Kumano as a sacred site that enchants people

I first visited Kumano in July 2008 during a trip at a friend’s invitation to view Kozagawa’s Kochi Festival. As I was gazing out at the Kumano Sea from the window of our train on the Kisei Main Line, a volcanic shoreline came into view, and I thought to myself, how odd, when there are no volcanoes on the Kii Peninsula. This was the beginning of my fascination with the Kumano. By chance, I ran into a local geologist at the festival, and when I asked him about the volcanic shoreline I had seen from the train window, he explained that the area was home to enormous caldera craters such as the Kumano caldera crater 14 million years ago, and that their traces could be found throughout the area, for example in the form of Nachi Waterfall and Hashigui-iwa Rock.
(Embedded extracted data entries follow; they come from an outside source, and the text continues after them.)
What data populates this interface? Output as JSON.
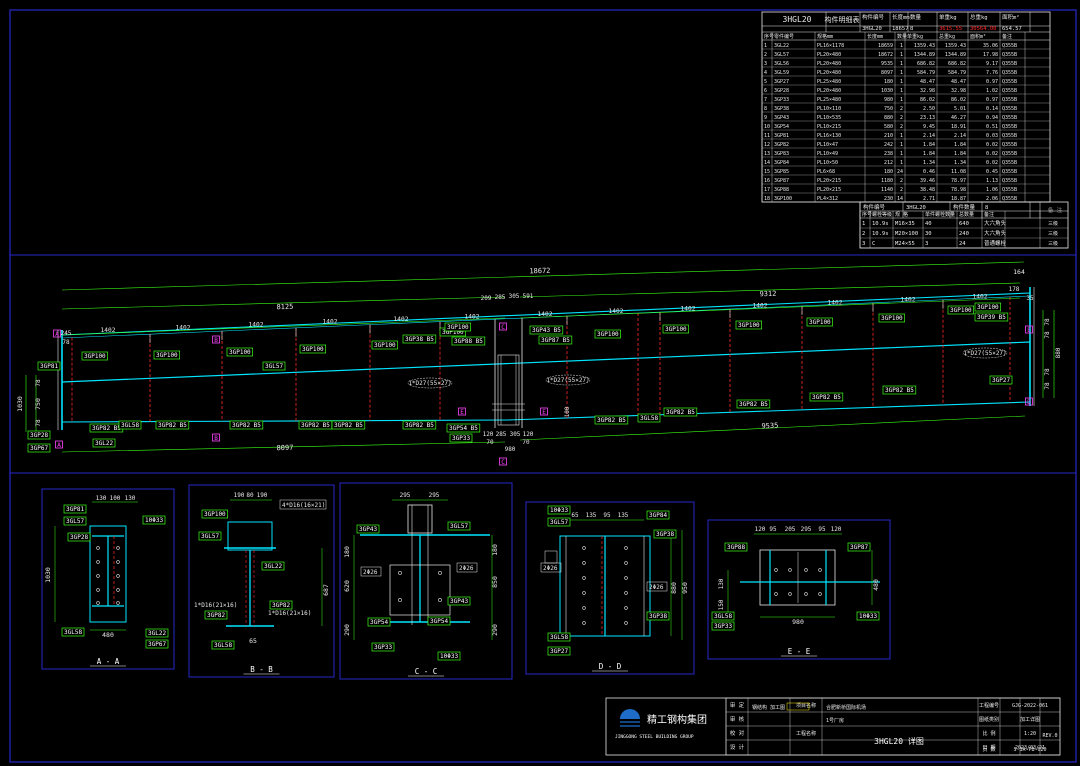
{
  "frame_color": "#2828c8",
  "line_color": "#00e5ff",
  "dim_color": "#39ff14",
  "mark_color": "#ff2a2a",
  "bom": {
    "title_cell": "3HGL20",
    "head_label": "构件明细表",
    "head_cols": [
      "构件编号",
      "长度mm",
      "数量",
      "单重kg",
      "总重kg",
      "面积m²"
    ],
    "head_vals": [
      "3HGL20",
      "18657",
      "8",
      "3615.55",
      "30564.00",
      "654.57"
    ],
    "cols": [
      "序号",
      "零件编号",
      "规格mm",
      "长度mm",
      "数量",
      "单重kg",
      "总重kg",
      "面积m²",
      "备注"
    ],
    "rows": [
      [
        "1",
        "3GL22",
        "PL16×1178",
        "18659",
        "1",
        "1359.43",
        "1359.43",
        "35.06",
        "Q355B"
      ],
      [
        "2",
        "3GL57",
        "PL20×480",
        "18672",
        "1",
        "1344.89",
        "1344.89",
        "17.98",
        "Q355B"
      ],
      [
        "3",
        "3GL56",
        "PL20×480",
        "9535",
        "1",
        "686.82",
        "686.82",
        "9.17",
        "Q355B"
      ],
      [
        "4",
        "3GL59",
        "PL20×480",
        "8097",
        "1",
        "584.79",
        "584.79",
        "7.76",
        "Q355B"
      ],
      [
        "5",
        "3GP27",
        "PL25×480",
        "180",
        "1",
        "48.47",
        "48.47",
        "0.97",
        "Q355B"
      ],
      [
        "6",
        "3GP28",
        "PL20×480",
        "1030",
        "1",
        "32.98",
        "32.98",
        "1.02",
        "Q355B"
      ],
      [
        "7",
        "3GP33",
        "PL25×480",
        "980",
        "1",
        "86.02",
        "86.02",
        "0.97",
        "Q355B"
      ],
      [
        "8",
        "3GP38",
        "PL10×110",
        "750",
        "2",
        "2.50",
        "5.01",
        "0.14",
        "Q355B"
      ],
      [
        "9",
        "3GP43",
        "PL10×535",
        "880",
        "2",
        "23.13",
        "46.27",
        "0.94",
        "Q355B"
      ],
      [
        "10",
        "3GP54",
        "PL10×215",
        "580",
        "2",
        "9.45",
        "18.91",
        "0.51",
        "Q355B"
      ],
      [
        "11",
        "3GP81",
        "PL16×130",
        "210",
        "1",
        "2.14",
        "2.14",
        "0.03",
        "Q355B"
      ],
      [
        "12",
        "3GP82",
        "PL10×47",
        "242",
        "1",
        "1.84",
        "1.84",
        "0.02",
        "Q355B"
      ],
      [
        "13",
        "3GP83",
        "PL10×49",
        "238",
        "1",
        "1.84",
        "1.84",
        "0.02",
        "Q355B"
      ],
      [
        "14",
        "3GP84",
        "PL10×50",
        "212",
        "1",
        "1.34",
        "1.34",
        "0.02",
        "Q355B"
      ],
      [
        "15",
        "3GP85",
        "PL6×68",
        "180",
        "24",
        "0.46",
        "11.08",
        "0.45",
        "Q355B"
      ],
      [
        "16",
        "3GP87",
        "PL20×215",
        "1180",
        "2",
        "39.46",
        "78.97",
        "1.13",
        "Q355B"
      ],
      [
        "17",
        "3GP88",
        "PL20×215",
        "1140",
        "2",
        "38.48",
        "78.98",
        "1.06",
        "Q355B"
      ],
      [
        "18",
        "3GP100",
        "PL4×312",
        "230",
        "14",
        "2.71",
        "18.87",
        "2.06",
        "Q355B"
      ]
    ]
  },
  "bolts": {
    "title": "3HGL20",
    "head_cols": [
      "构件编号",
      "",
      "构件数量",
      "8"
    ],
    "note": "备 注",
    "cols": [
      "序号",
      "螺栓等级",
      "规 格",
      "单件螺栓数量",
      "总数量",
      "备注"
    ],
    "rows": [
      [
        "1",
        "10.9s",
        "M16×35",
        "40",
        "640",
        "大六角头"
      ],
      [
        "2",
        "10.9s",
        "M20×100",
        "30",
        "240",
        "大六角头"
      ],
      [
        "3",
        "C",
        "M24×55",
        "3",
        "24",
        "普通螺栓"
      ]
    ],
    "side": [
      "三级",
      "三级",
      "三级"
    ]
  },
  "elevation": {
    "overall_top": "18672",
    "right_top": "164",
    "seg_left": "8125",
    "seg_right": "9312",
    "mid_dims": [
      "209",
      "285",
      "305",
      "591"
    ],
    "spacing": "1402",
    "right_small": [
      "178",
      "35"
    ],
    "left_small": [
      "245",
      "78"
    ],
    "left_heights": [
      "1030",
      "750",
      "78"
    ],
    "right_heights": [
      "78",
      "78",
      "880",
      "78",
      "78"
    ],
    "bottom_left": "8097",
    "bottom_right": "9535",
    "bottom_mid": [
      "120",
      "285",
      "305",
      "120",
      "70",
      "70",
      "980"
    ],
    "right_bottom": "100",
    "hole_left": "1*D27(55×27)",
    "hole_mid": "1*D27(55×27)",
    "hole_right": "1*D27(55×27)",
    "section_marks": [
      "A",
      "B",
      "C",
      "D",
      "E"
    ],
    "tags_top": [
      "3GP100",
      "3GP100",
      "3GP100",
      "3GL57",
      "3GP100",
      "3GP100",
      "3GP100",
      "3GP100",
      "3GP100",
      "3GP100",
      "3GP100",
      "3GP100",
      "3GP100"
    ],
    "tags_mid": [
      "3GP43 B5",
      "3GP88 B5",
      "3GP87 B5",
      "3GP38 B5",
      "3GP100",
      "3GP39 B5"
    ],
    "tags_bottom": [
      "3GP82 B5",
      "3GL58",
      "3GP82 B5",
      "3GP82 B5",
      "3GP82 B5",
      "3GP82 B5",
      "3GP82 B5",
      "3GP54 B5",
      "3GP33",
      "3GP82 B5",
      "3GL58",
      "3GP82 B5",
      "3GP82 B5",
      "3GP82 B5",
      "3GP82 B5",
      "3GP27"
    ],
    "tags_left": [
      "3GP81",
      "3GP28",
      "3GP67",
      "3GL22",
      "3GP100"
    ]
  },
  "sections": [
    {
      "title": "A - A",
      "dims": [
        "130",
        "100",
        "130",
        "1030",
        "480"
      ],
      "tags": [
        "3GP81",
        "3GL57",
        "3GP28",
        "10Φ33",
        "3GL58",
        "3GL22",
        "3GP67"
      ]
    },
    {
      "title": "B - B",
      "dims": [
        "190",
        "80",
        "190",
        "687",
        "65"
      ],
      "tags": [
        "3GP100",
        "3GL57",
        "3GL22",
        "3GP82",
        "3GP82",
        "3GL58"
      ],
      "notes": [
        "4*D16(16×21)",
        "1*D16(21×16)",
        "1*D16(21×16)"
      ]
    },
    {
      "title": "C - C",
      "dims": [
        "295",
        "295",
        "180",
        "300",
        "620",
        "850",
        "290"
      ],
      "tags": [
        "3GP43",
        "3GL57",
        "3GP54",
        "3GP54",
        "3GP43",
        "3GP33",
        "10Φ33"
      ],
      "notes": [
        "2Φ26",
        "2Φ26"
      ]
    },
    {
      "title": "D - D",
      "dims": [
        "65",
        "135",
        "95",
        "135",
        "880",
        "950"
      ],
      "tags": [
        "10Φ33",
        "3GL57",
        "3GP84",
        "3GP38",
        "3GP38",
        "3GL58",
        "3GP27"
      ],
      "notes": [
        "2Φ26",
        "2Φ26"
      ]
    },
    {
      "title": "E - E",
      "dims": [
        "120",
        "95",
        "205",
        "295",
        "95",
        "120",
        "980",
        "480",
        "130",
        "150"
      ],
      "tags": [
        "3GP88",
        "3GP87",
        "3GL58",
        "3GP33",
        "10Φ33"
      ]
    }
  ],
  "title_block": {
    "company_cn": "精工钢构集团",
    "company_en": "JINGGONG STEEL BUILDING GROUP",
    "rows": [
      [
        "审 定",
        "",
        "项目名称",
        "",
        "工程编号",
        "GJG-2022-061"
      ],
      [
        "审 核",
        "",
        "",
        "",
        "图纸类别",
        "加工详图"
      ],
      [
        "校 对",
        "",
        "工程名称",
        "",
        "比 例",
        "1:20"
      ],
      [
        "设 计",
        "",
        "",
        "",
        "日 期",
        "2023/03/21"
      ]
    ],
    "sign_text": "钢结构 加工图",
    "project_text": "合肥新桥国际机场",
    "proj_name": "1号厂房",
    "drawing_title": "3HGL20 详图",
    "drawing_no": "S-3A-PB-020",
    "rev": "REV.0",
    "sheet_no": "页 数"
  }
}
Ever since, I've wondered whether perhaps the Oto Matsuri Festival at Kamikura-jinja Shrine and Nachi-no-Ogi Matsuri(Nachi Fire Festival) at Kumano Nachi Taisha Grand Shrine were originally derived from volcanic activity in the area. The most difficult thing to forget about Kumano is the warmth of the residents with whom I’ve had the pleasure of interacting there. That warmth may well underpin the unending appeal of Kumano.